The relative weight of the MLM loss compared to the contrastive loss
hyleemindslab opened this issue · comments
In the paper, Equation 7 indicates that both the MLM and contrastive losses are divided by the effective batch size, whose value would be equal to 2 * per_device_train_batch_size * world_size
. But the MLM loss calculation code seems to divide the MLM loss by per_device_train_batch_size * world_size
(line 227), since the CoCondenserDataset
's __getitem__
method returns two spans belonging to the same document, thereby making the actual batch dimension larger by a factor of 2.
I feel like I am missing something.
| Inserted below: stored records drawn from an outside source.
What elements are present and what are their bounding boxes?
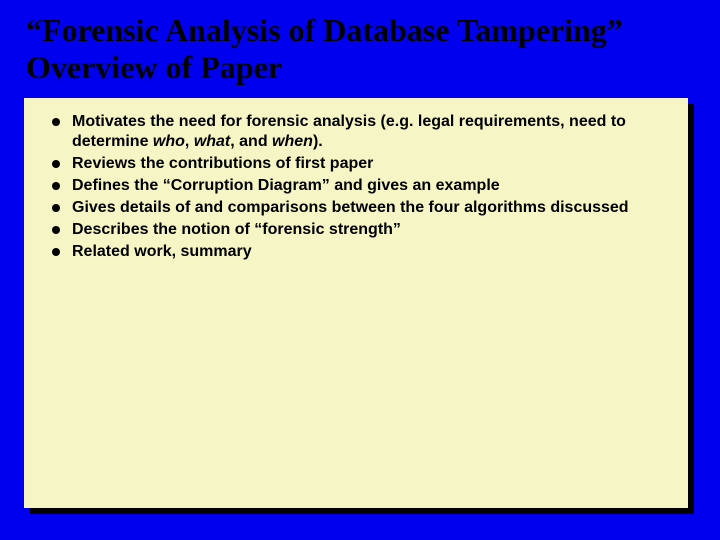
- list-item: Related work, summary: [46, 242, 666, 262]
- italic-text: who: [153, 133, 185, 150]
- bullet-text: ).: [313, 133, 323, 150]
- list-item: Gives details of and comparisons between…: [46, 198, 666, 218]
- slide: “Forensic Analysis of Database Tampering…: [0, 0, 720, 540]
- italic-text: what: [194, 133, 230, 150]
- list-item: Describes the notion of “forensic streng…: [46, 220, 666, 240]
- bullet-text: Gives details of and comparisons between…: [72, 199, 629, 216]
- bullet-list: Motivates the need for forensic analysis…: [46, 112, 666, 262]
- list-item: Defines the “Corruption Diagram” and giv…: [46, 176, 666, 196]
- bullet-text: Defines the “Corruption Diagram” and giv…: [72, 177, 500, 194]
- slide-title: “Forensic Analysis of Database Tampering…: [20, 12, 700, 86]
- content-box: Motivates the need for forensic analysis…: [24, 98, 688, 508]
- bullet-text: Describes the notion of “forensic streng…: [72, 221, 401, 238]
- list-item: Motivates the need for forensic analysis…: [46, 112, 666, 152]
- list-item: Reviews the contributions of first paper: [46, 154, 666, 174]
- bullet-text: , and: [230, 133, 272, 150]
- bullet-text: Reviews the contributions of first paper: [72, 155, 373, 172]
- italic-text: when: [272, 133, 313, 150]
- bullet-text: ,: [185, 133, 194, 150]
- bullet-text: Related work, summary: [72, 243, 252, 260]
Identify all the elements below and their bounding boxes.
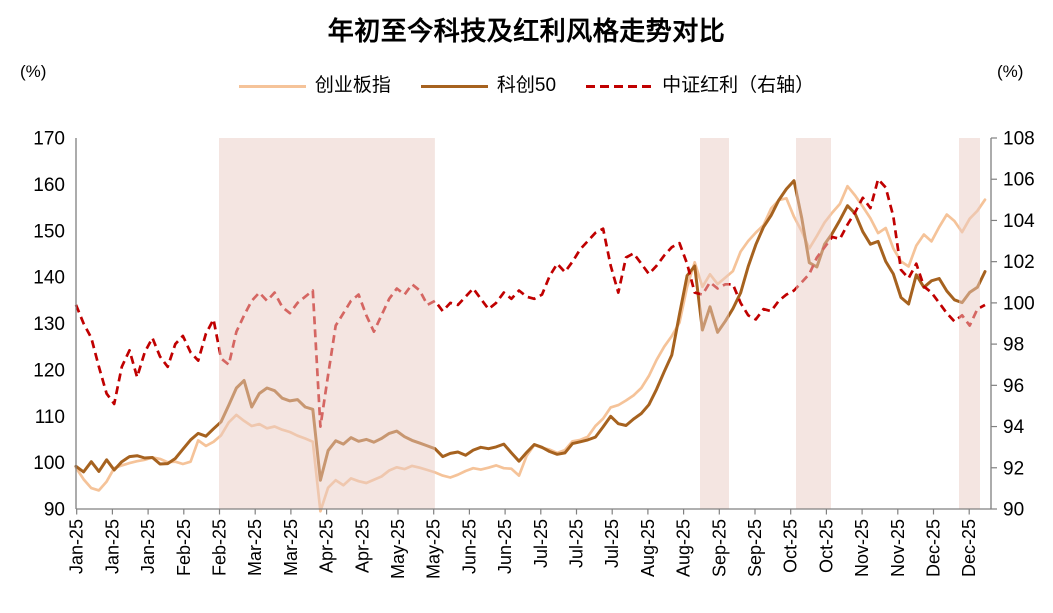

Could you please help me out?
Lines 219 to 230 in de9c257
Lines 177 to 179 in de9c257
Line 227 is for gradient accumulation scaling, not averaging across batch examples, check out the trainer code
Lines 161 to 185 in de9c257
Yes, I just expected the MLM loss for a sub-batch to be scaled by (# of spans in the sub-batch / # of spans in the local batch)
so that the final gradient is w.r.t. the loss that is averaged across the spans in the batch, which I thought would be written as loss = loss * (float(hiddens.size(0)) / (2 * self.train_args.per_device_train_batch_size))
. But I'm starting to think it may not be that important.
Right, there's a factor of 2. We didn't actually experiment a lot with how to interpolate; the current code seems to work fine. As training progress, with momentum stabilizing in the optimizer, I also expect that it won't be super important.